Jeux Olympiques

JO 2026 – “J’étais à côté de la plaque”, Éric Perrot à bout de force pour la dernière

Pas remis du relais masculin, Éric Perrot a terminé à la vingtième place de la mass start. Pas de regret pour le Savoyard, repartant des JO avec trois médailles.

Panne sèche physique et mentale pour Éric Perrot

C’était la course de trop pour Éric Perrot sur ces Jeux olympiques. Médaillé d’or mardi sur le relais masculin, le Français avait grandement puisé dans ses réserves pour contenir le retour de Vetle Sjaastad Christiansen dans le dernier tour.

Eric Perrot (FRA) © Thibaut/NordicFocus

À bout de force il y a trois jours, le Savoyard n’a finalement pas pu récupérer suffisamment pour la course des Rois proposée ce vendredi. Treizième temps de ski, seulement 13/20 au tir, Éric Perrot termine à une anonyme vingtième place : sa moins bonne performance de l’hiver. “J’espérais avoir mieux récupéré, et je pensais avoir mieux récupéré, avoue-t-il pour Eurosport. Et au-delà du physique, il y a aussi l’aspect mental. D’avoir vécu des émotions fortes, il m’en manquait. J’étais émoussé, sur un sport qui exigeant comme le biathlon, j’étais à côté de la plaque. J’ai vécu une belle course où j’ai essayé de profiter. Je regardais la course de Quentin au loin. Je me suis fait plaisir, j’ai essayé de savourer ces Jeux qui ont été très beau en relais. “

Eric Perrot (FRA) © NordicFocus

Ce sont d’ailleurs les relais qui ont marqué les JO du Français, doublement titré sur le mixte et le relais masculin. “C’est l’esprit d’équipe qu’on a mis en place (qu’il retient, ndlr). On a réalisé les plus beaux Jeux qu’on a jamais fait. On a écrit l’histoire avec les gars. C’est magique. Je me souviendrai de la soirée après qui a suivi. On a tous passé un bon moment ensemble.”

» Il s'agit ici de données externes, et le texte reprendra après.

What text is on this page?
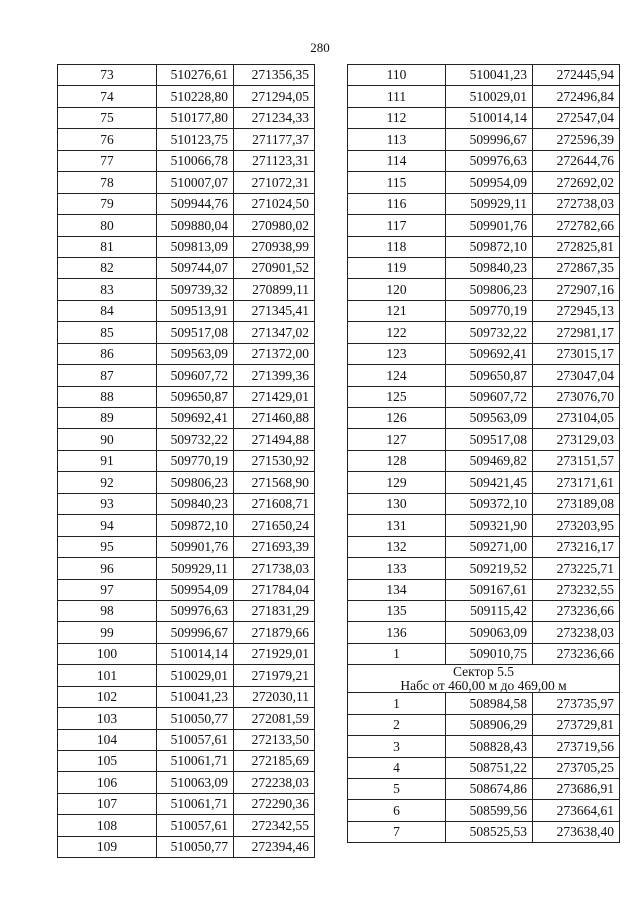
280
73	510276,61	271356,35
74	510228,80	271294,05
75	510177,80	271234,33
76	510123,75	271177,37
77	510066,78	271123,31
78	510007,07	271072,31
79	509944,76	271024,50
80	509880,04	270980,02
81	509813,09	270938,99
82	509744,07	270901,52
83	509739,32	270899,11
84	509513,91	271345,41
85	509517,08	271347,02
86	509563,09	271372,00
87	509607,72	271399,36
88	509650,87	271429,01
89	509692,41	271460,88
90	509732,22	271494,88
91	509770,19	271530,92
92	509806,23	271568,90
93	509840,23	271608,71
94	509872,10	271650,24
95	509901,76	271693,39
96	509929,11	271738,03
97	509954,09	271784,04
98	509976,63	271831,29
99	509996,67	271879,66
100	510014,14	271929,01
101	510029,01	271979,21
102	510041,23	272030,11
103	510050,77	272081,59
104	510057,61	272133,50
105	510061,71	272185,69
106	510063,09	272238,03
107	510061,71	272290,36
108	510057,61	272342,55
109	510050,77	272394,46
110	510041,23	272445,94
111	510029,01	272496,84
112	510014,14	272547,04
113	509996,67	272596,39
114	509976,63	272644,76
115	509954,09	272692,02
116	509929,11	272738,03
117	509901,76	272782,66
118	509872,10	272825,81
119	509840,23	272867,35
120	509806,23	272907,16
121	509770,19	272945,13
122	509732,22	272981,17
123	509692,41	273015,17
124	509650,87	273047,04
125	509607,72	273076,70
126	509563,09	273104,05
127	509517,08	273129,03
128	509469,82	273151,57
129	509421,45	273171,61
130	509372,10	273189,08
131	509321,90	273203,95
132	509271,00	273216,17
133	509219,52	273225,71
134	509167,61	273232,55
135	509115,42	273236,66
136	509063,09	273238,03
1	509010,75	273236,66

Сектор 5.5
Набс от 460,00 м до 469,00 м		

1	508984,58	273735,97
2	508906,29	273729,81
3	508828,43	273719,56
4	508751,22	273705,25
5	508674,86	273686,91
6	508599,56	273664,61
7	508525,53	273638,40
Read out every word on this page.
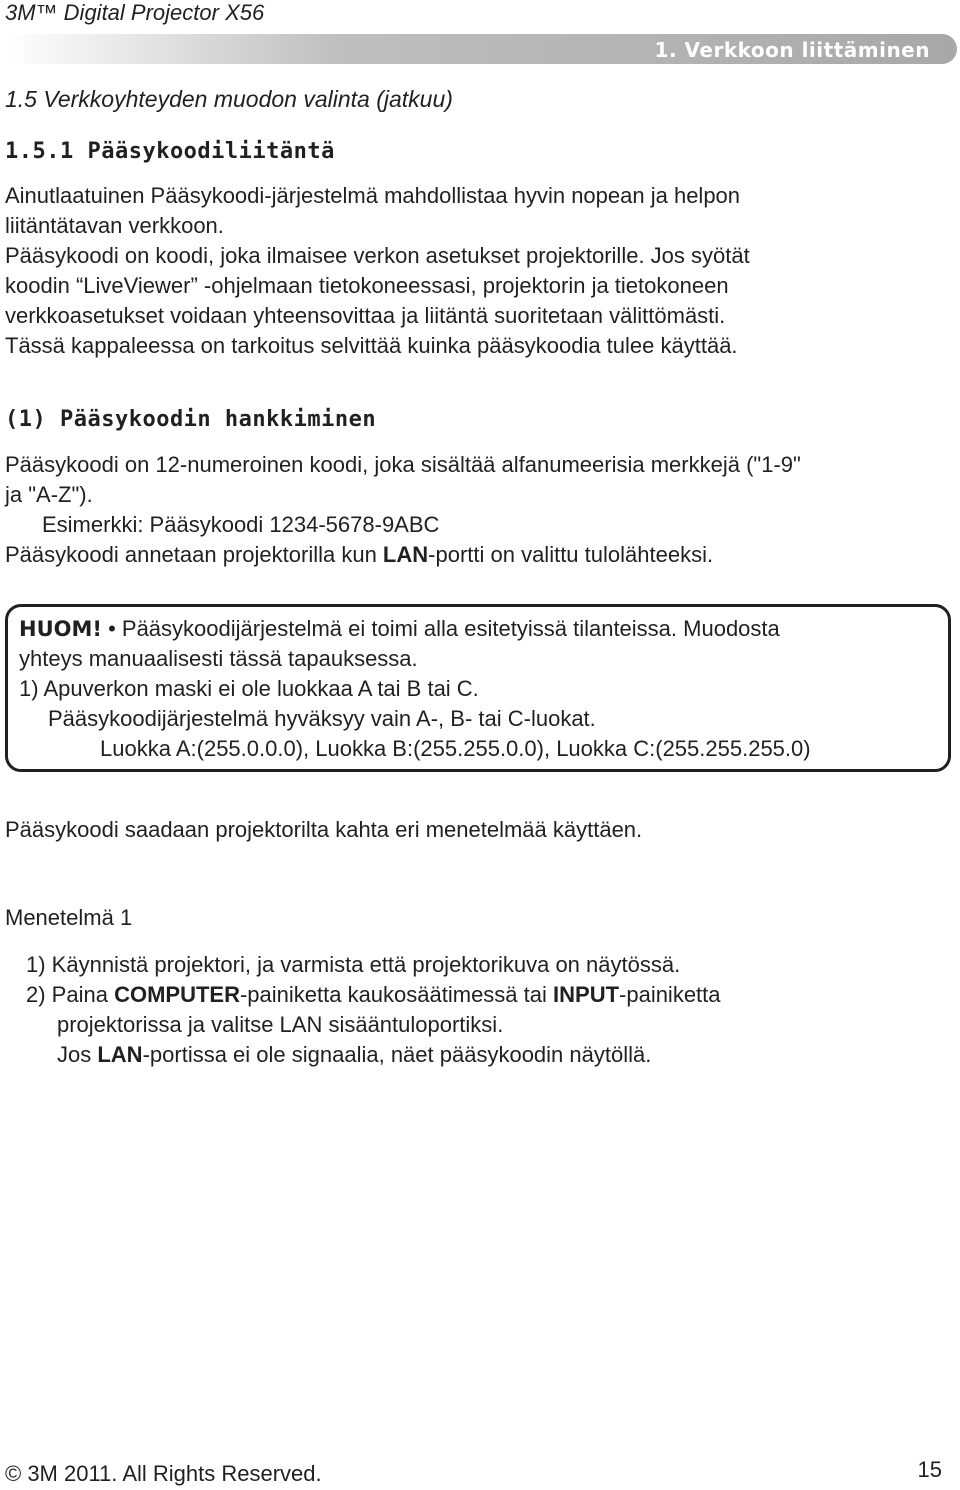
3M™ Digital Projector X56
1. Verkkoon liittäminen
1.5 Verkkoyhteyden muodon valinta (jatkuu)
1.5.1 Pääsykoodiliitäntä

Ainutlaatuinen Pääsykoodi-järjestelmä mahdollistaa hyvin nopean ja helpon

liitäntätavan verkkoon.

Pääsykoodi on koodi, joka ilmaisee verkon asetukset projektorille. Jos syötät

koodin “LiveViewer” -ohjelmaan tietokoneessasi, projektorin ja tietokoneen

verkkoasetukset voidaan yhteensovittaa ja liitäntä suoritetaan välittömästi.

Tässä kappaleessa on tarkoitus selvittää kuinka pääsykoodia tulee käyttää.

(1) Pääsykoodin hankkiminen

Pääsykoodi on 12-numeroinen koodi, joka sisältää alfanumeerisia merkkejä ("1-9"

ja "A-Z").

Esimerkki: Pääsykoodi 1234-5678-9ABC

Pääsykoodi annetaan projektorilla kun LAN-portti on valittu tulolähteeksi.

HUOM! • Pääsykoodijärjestelmä ei toimi alla esitetyissä tilanteissa. Muodosta

yhteys manuaalisesti tässä tapauksessa.

1) Apuverkon maski ei ole luokkaa A tai B tai C.

Pääsykoodijärjestelmä hyväksyy vain A-, B- tai C-luokat.

Luokka A:(255.0.0.0), Luokka B:(255.255.0.0), Luokka C:(255.255.255.0)

Pääsykoodi saadaan projektorilta kahta eri menetelmää käyttäen.

Menetelmä 1

1) Käynnistä projektori, ja varmista että projektorikuva on näytössä.

2) Paina COMPUTER-painiketta kaukosäätimessä tai INPUT-painiketta

projektorissa ja valitse LAN sisääntuloportiksi.

Jos LAN-portissa ei ole signaalia, näet pääsykoodin näytöllä.

© 3M 2011. All Rights Reserved.	15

Eric Perrot (FRA) © Thibaut/NordicFocus

Le numéro un mondial peut tout de même avoir un regret durant cette quinzaine : de ne pas avoir décroché l’or en individuel, repartant avec l’argent sur le 20 kilomètres. Pour valider cet objectif, Éric Perrot donne déjà rendez-vous dans quatre ans : “J’aurais à cœur d’aller chercher ce que je n’ai pas réussi à atteindre cette année : l’or en individuel. Je n’étais pas loin, je suis fier du combat que j’ai livré. Je sais que j’aurai les crocs en 2030, il n’y a aucun doute.”

Avant 2030, le Tricolore se projette à présent sur un mois de mars tout aussi déterminant : un premier gros globe de cristal à aller conquérir.